I was going through the camera matrix explained in the wikipedia article and understand how the matrix K \begin{bmatrix}f_x&s&x_0\\0&f_y&y_0\\0&0&1\end{bmatrix} is built. The projection matrix is then essentially K * [R | T]
However, I am not able to understand what the perspective projection matrix is and how is it same to the intrinsic matrix K
The projection matrix is then essentially
K * [R | T]
Is incorrect, actually the K Matrix is similar to projection matrix and the R|T is called camera transform matrix or view transform matrix Or called extrinsic matrix.

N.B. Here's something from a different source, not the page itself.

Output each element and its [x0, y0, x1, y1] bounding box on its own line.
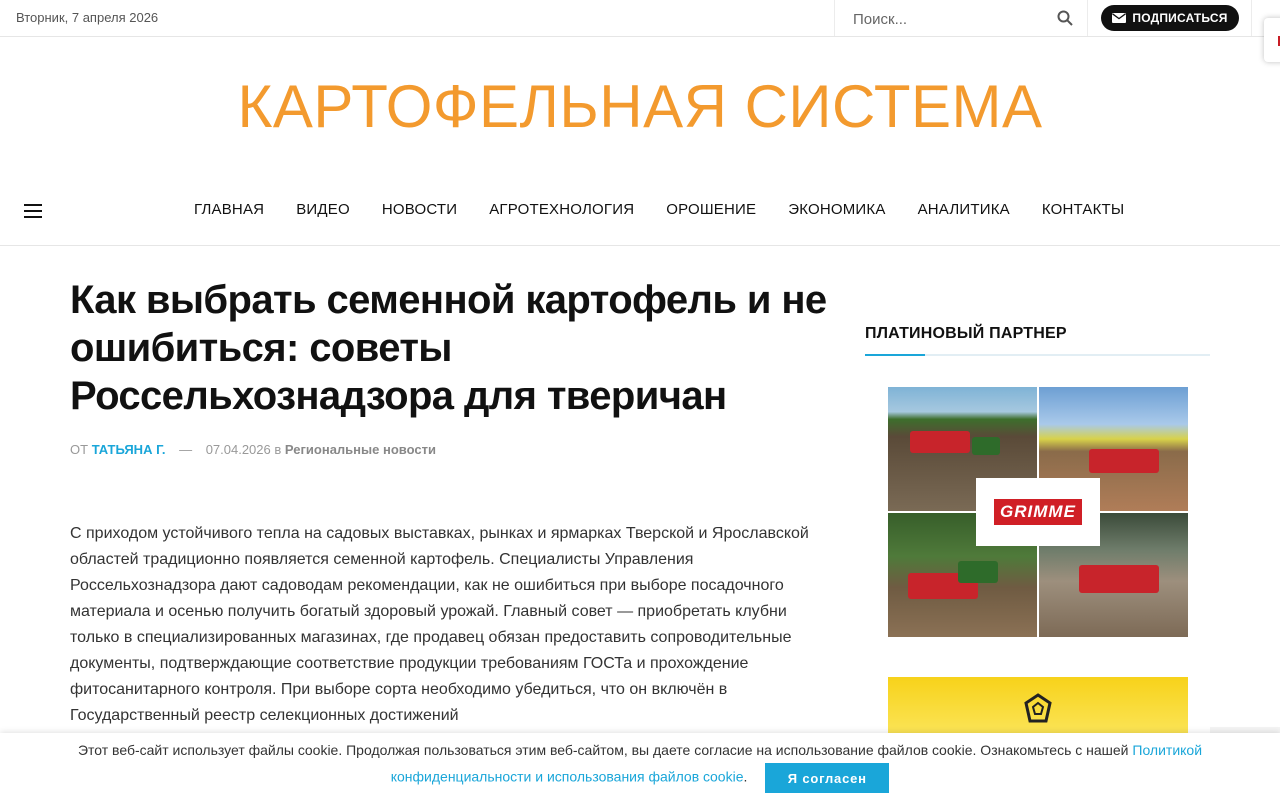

So focus on the projection stuff and forget about camera transform, what is the difference between K Matrix and Perspective Projection Matrix(call it P Matrix later)?
Take a look at two matrices:
$$K = \begin{bmatrix}f_x& 0& c_x\\ 0& f_y& c_y\\ 0 & 0 & 1\\\end{bmatrix}$$
$$P = \begin{bmatrix} \frac{1}{t*a}& 0& 0& 0\\0& \frac{1}{t}& 0& 0\\ 0 & 0 & A& B&\\ 0 & 0 & -1& 0\\ \end{bmatrix}$$ $$t=tan(\frac{fovy}{2})$$ $$a=\frac{width}{height}$$
Let's add perspective divide and show the result of the above two matrices:
Intrinsic case: $$x_{2d} = \frac{x_0}{z_0 * \frac{1}{f_x}} + c_x$$
Perspective case: $$x_{2d} = \frac{x_0}{-z_0(t*a)}$$
Similar with some difference.
The image space: Origin from left-top corner so should add Cx Cy as the offset from center to left-top corner. And in NDC space we assume Z-axis direct out of screen so P(3,2) = -1.